In A Great Chinese Restaurant Yang Han-Kook (Kim Suk-hoon) arriva dalla Cina in un piccolo ristorante cinese, il Peking Ban-Jeum. Egli è il figlio dell’amico d’infanzia del signor Han (Shin Goo), il proprietario del ristorante, a cui il padre aveva promesso di tornare per gestire insieme l’attività.
Mentre Han-Kook inizia a dare una mano in cucina, il capo chef (Dong Bang-woo) ha un alterco col Signor Han, che non tollera l’introduzione di additivi come il caramello nel Jajang-myeon. Di conseguenza egli accetta di passare alla concorrenza, in un altro ristorante cinese, molto più in voga. Inoltre un altro chef (Jung Woong-in) si dilegua con il libretto di risparmi del vecchio. Come se non bastasse, l’anziano proprietario subisce un ictus che lo costringe a chiudere l’attività.
Nonostante il Paeking Ban-jeum non abbia più cuochi, Han-Kook, il lavapiatti (Jeong Jun), il ragazzo delle consegne (Kim Jung-ki) e un chimico appena assunto (Ri Min) si rimboccano le maniche reinventandosi chef e tentando di far risorgere il ristorante.

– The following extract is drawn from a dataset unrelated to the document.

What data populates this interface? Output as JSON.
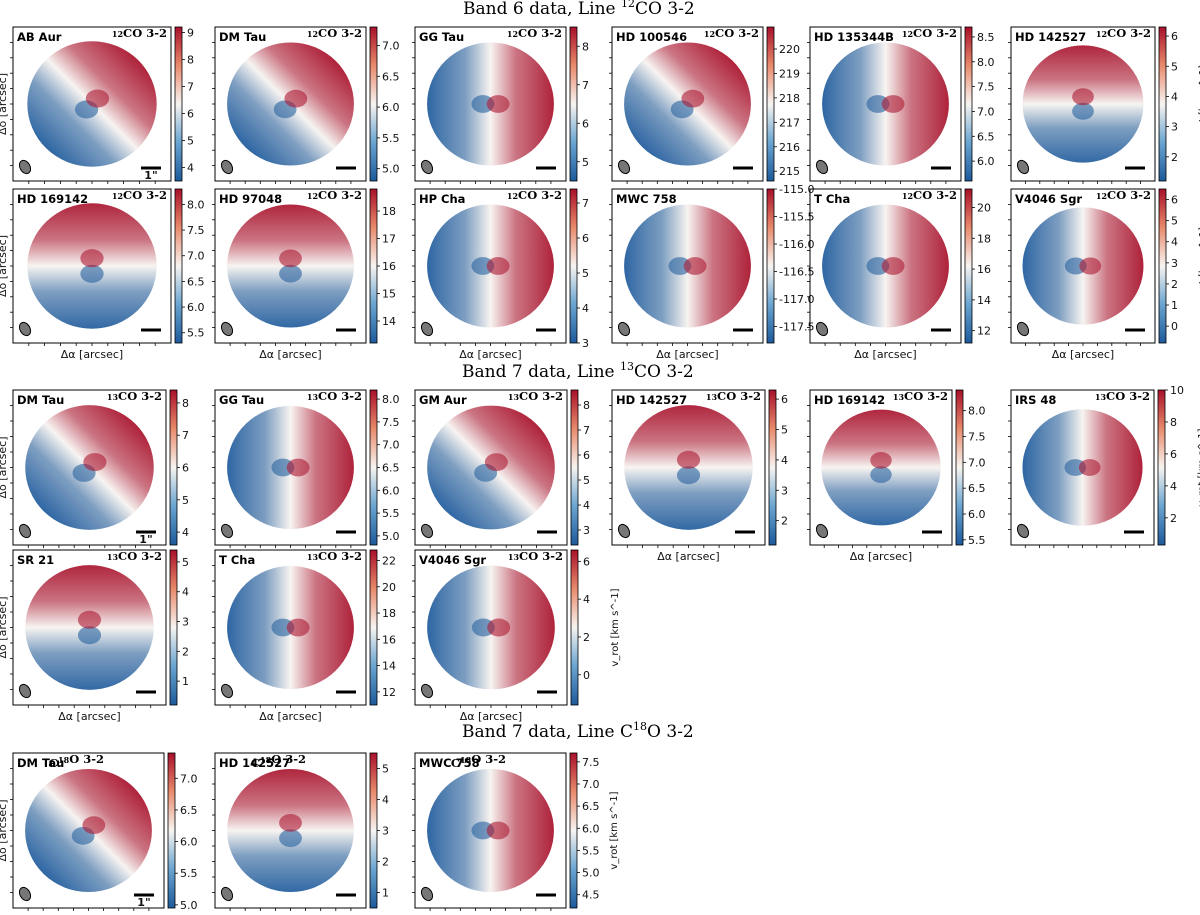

A dare un mano con la clientela c’è poi Mi-rae (Myung Se-bin), la figlia del capo, che lavora come cameriera in un ristorante italiano.

Titolo Originale
북경반점 (Bukkyeong Banjeom)
Genere
Drammatico
Regia
Kim Ui-seok
Sceneggiatura
Cheon Myeong-kwan, Jang Hang-jun, Park Gyu-tae
Interpreti
Kim Suk-hoon, Myung Se-bin, Shin Goo, Jeong Jun, Dong Bang-woo, Ki Joo-bong, Kim Jung-ki, Kim Kyung Bum, Jung Woong-in, Song Young-chang, Yu Yeon-su
Corea del Sud, 1999, 95′

Dello stesso regista di The Marriage Life, A Great Chinese Restaurant è un dramedy culinario sula forza di volontà.

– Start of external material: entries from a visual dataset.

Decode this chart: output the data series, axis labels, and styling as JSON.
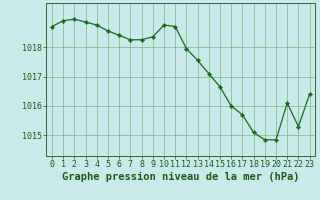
{
  "x": [
    0,
    1,
    2,
    3,
    4,
    5,
    6,
    7,
    8,
    9,
    10,
    11,
    12,
    13,
    14,
    15,
    16,
    17,
    18,
    19,
    20,
    21,
    22,
    23
  ],
  "y": [
    1018.7,
    1018.9,
    1018.95,
    1018.85,
    1018.75,
    1018.55,
    1018.4,
    1018.25,
    1018.25,
    1018.35,
    1018.75,
    1018.7,
    1017.95,
    1017.55,
    1017.1,
    1016.65,
    1016.0,
    1015.7,
    1015.1,
    1014.85,
    1014.85,
    1016.1,
    1015.3,
    1016.4
  ],
  "line_color": "#1a6b1a",
  "marker_color": "#1a6b1a",
  "bg_color": "#c8eaea",
  "grid_color": "#66aa66",
  "axis_color": "#1a5c1a",
  "spine_color": "#336633",
  "xlabel": "Graphe pression niveau de la mer (hPa)",
  "xlabel_fontsize": 7.5,
  "tick_fontsize": 6.0,
  "yticks": [
    1015,
    1016,
    1017,
    1018
  ],
  "ylim": [
    1014.3,
    1019.5
  ],
  "xlim": [
    -0.5,
    23.5
  ]
}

Nonostante infatti intervengano soluzioni esterne a dirimere le problematiche apparentemente insormontabili degli aspiranti chef, esse non sminuiscono lo spirito d’iniziativa e la tenacia di Han-Kook, che convince vecchie e nuove risorse. Poco importa quindi se una riserva di Chun Jang appaia dal nulla, un ex cuoco giocatore d’azzardo (Ki Joo-bong) e un altro figliol prodigo (Jung Woong-in) diano una mano nel momento del bisogno. Come dice il proverbio, aiutati che il ciel t’aiuta. E tra l’altro sono tutti elementi che funzionano a livello narrativo.

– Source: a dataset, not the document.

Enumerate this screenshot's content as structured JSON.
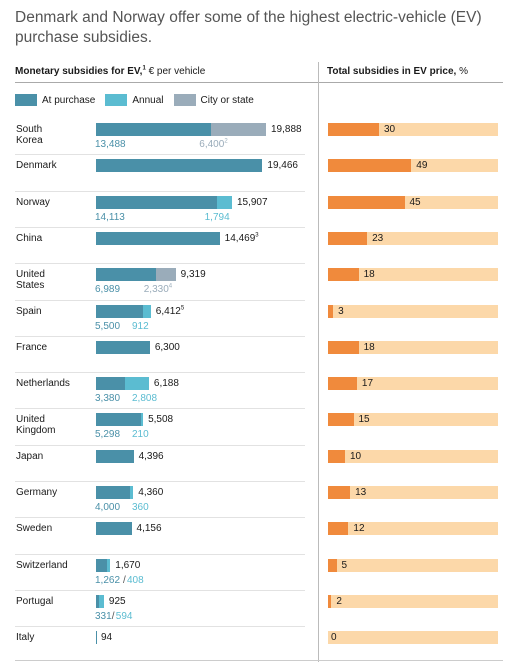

Come funzionano dal lato comico i contrappassi ironici dello chef passato alla concorrenza e del ragazzo delle consegne del ristorante del reduce di guerra. Di Itamiama memoria poi, il pasto aziendale, che accompagna con disquisizioni amene le varie portate.
Debole invece l’affaire romantico tra Mi-rae e un inspiegabilmente fuggiasco Han-Kook, che ritorna all’ovile senza alcun valido motivo a giustificarlo. Infondo il padre è morto, e sta lasciando (temporaneamente? Per sempre) una ragazza che gli mancherà e un’attività che ha contribuito più di tutti a far rinascere.